Apache hanging once or twice a day

apache-2.2

Unfortunately we had to move to using KeepAlive after a series of ddos attacks on our server. I run a web game so pages are generally small and largely text, so having KeepAlive off worked well for many years. Things didn't seem much different (apart from being able to handle the ddos attacks better) after some quick configuration changes and server load stays fairly low at on average about 0.50 with memory usage on about 10% (24GB total).

About once a day however apache just hangs and won't respond for about 15 minutes. Even throughout the day, sometimes pages take 5 seconds to load and I notice in the apache status the only thing on the scoreboard are keepalive (read) requests, no waiting for connection, reading reply, closing connection etc, just about 100+ read requests. Then it sorts itself out. It just seems random when this happens, although it is normally during a busy time of the day neither the server load nor the memory is high nor is apache running out of available request slots.

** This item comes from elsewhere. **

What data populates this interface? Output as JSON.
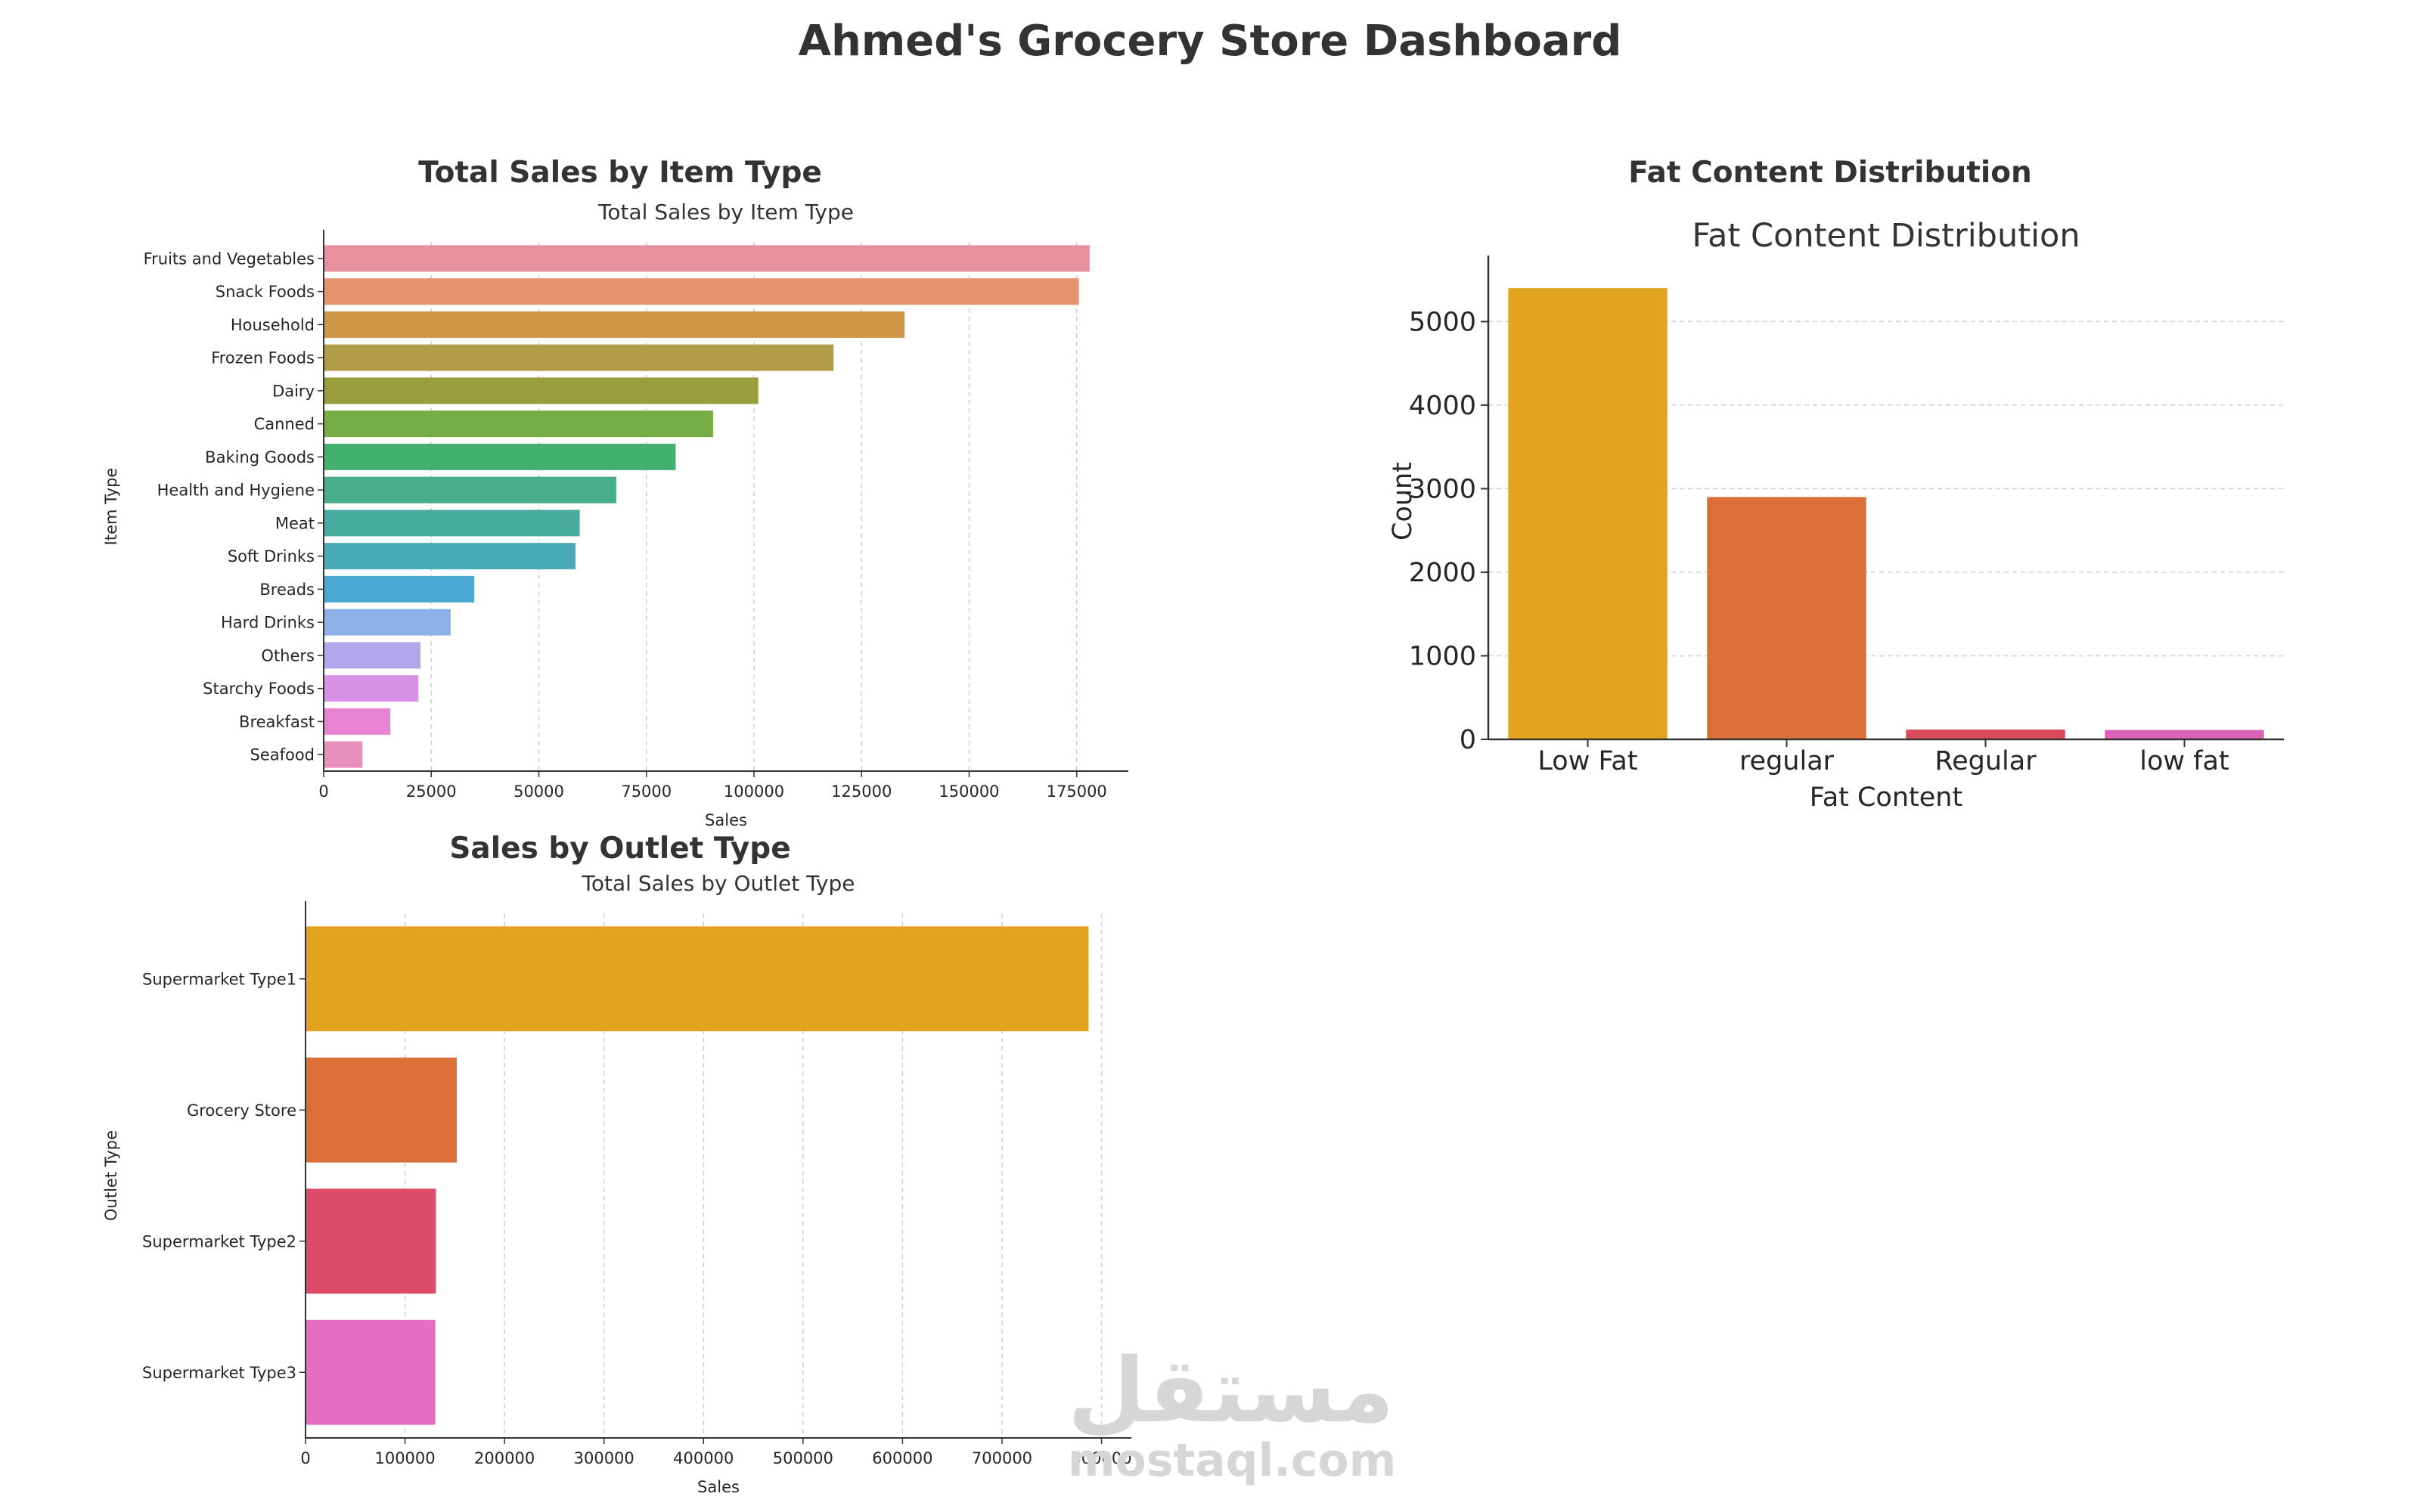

My configuration changes are as follows:

ServerLimit 1024
MaxClients 1024
Timeout 2
KeepAliveTimeout 5
KeepAlive On
MaxKeepAliveRequests 100
MinSpareServers 100
MaxSpareServers 200

I hope someone has some insight into this or can suggest what logs / processes I can check to see why this is happening.

Thanks in advance.

EDIT: Incase this helps…

56 requests/sec - 116.2 kB/second - 2126 B/request
105 requests currently being processed, 154 idle workers

Later in the day I'd expect double that.

EDIT 2: KeepAliveTimeout changed from 5 to 2

EDIT 3: It just happened again. This time I was around to see it. Apache was unresponsive and wasn't taking up any memory. There were 250 connections from 127.0.0.1 and that never happens. After an Apache restart all was fine. Very odd!

Best Answer

A few things you can do or check:

  1. We had a similar issue where Apache 1.3 didn't properly close connections which left them lingering forever and eventually would fill up all the client slots. To get around this we just restart Apache once a day in a cron script. Your issue sounds different as you mention it clears up eventually so daily restarting may not help anything.
  2. I assume you are never reaching the "MaxClients" in concurrent connections?
  3. What is your "KeepAliveTimeout" setting? The default is 15 secs which is large for most sites with 1 or 2 seconds typically working better (especially since your "Timeout" is set to 2 anyways).
  4. Check "netstat -an" for obvious signs of DOS from one client. I've found that often when there are non-obvious site issues it is due to one client hammering the site continually with 20 requests/sec. Check to make sure you are not capping the server's bandwidth (which is easy if you only have a 10 Mbps connection). I use my provider's on-line bandwidth monitoring graphs but there should be command line ways to do this as well (ifconfig might let you). There are various Apache or server level solutions to automatically preventing DOS attacks (whether innocent or not).
  5. Check "top" during the issue and look at the CPU, IO, and memory usage. Make sure you are not swapping memory (which you shouldn't if you are only at 10% memory usage).
  6. Speaking of memory....10% memory usage of even a 24GB RAM server seems low. I have several servers with 1-4GB of RAM and they are all in the 75-90% memory usage (much of that is in the OS cache however). I suppose this would depend on your Apache setup and server usage.
  7. Make sure there are not other dead-locks in your application layer that are causing the issue (like a database). For example, check your Apache "server-status" page and if that loads quickly but your regular site's page loads slowly then the issue is likely not the Apache server.
  8. Check logs in "/var/log", particularly the Apache error logs and the "message" log for relevant messages. If you don't have these, or other application logs enabled, enable them at least temporarily.
  9. Check the system limits of things like the number of open files allowed at a time (ulimit -n). The default settings of many servers/OSes are not necessarily configured for a high-volume server.
  10. If all else fails challenge your assumptions about what the issue could be and double-check items that "can't" fail or that you've already checked.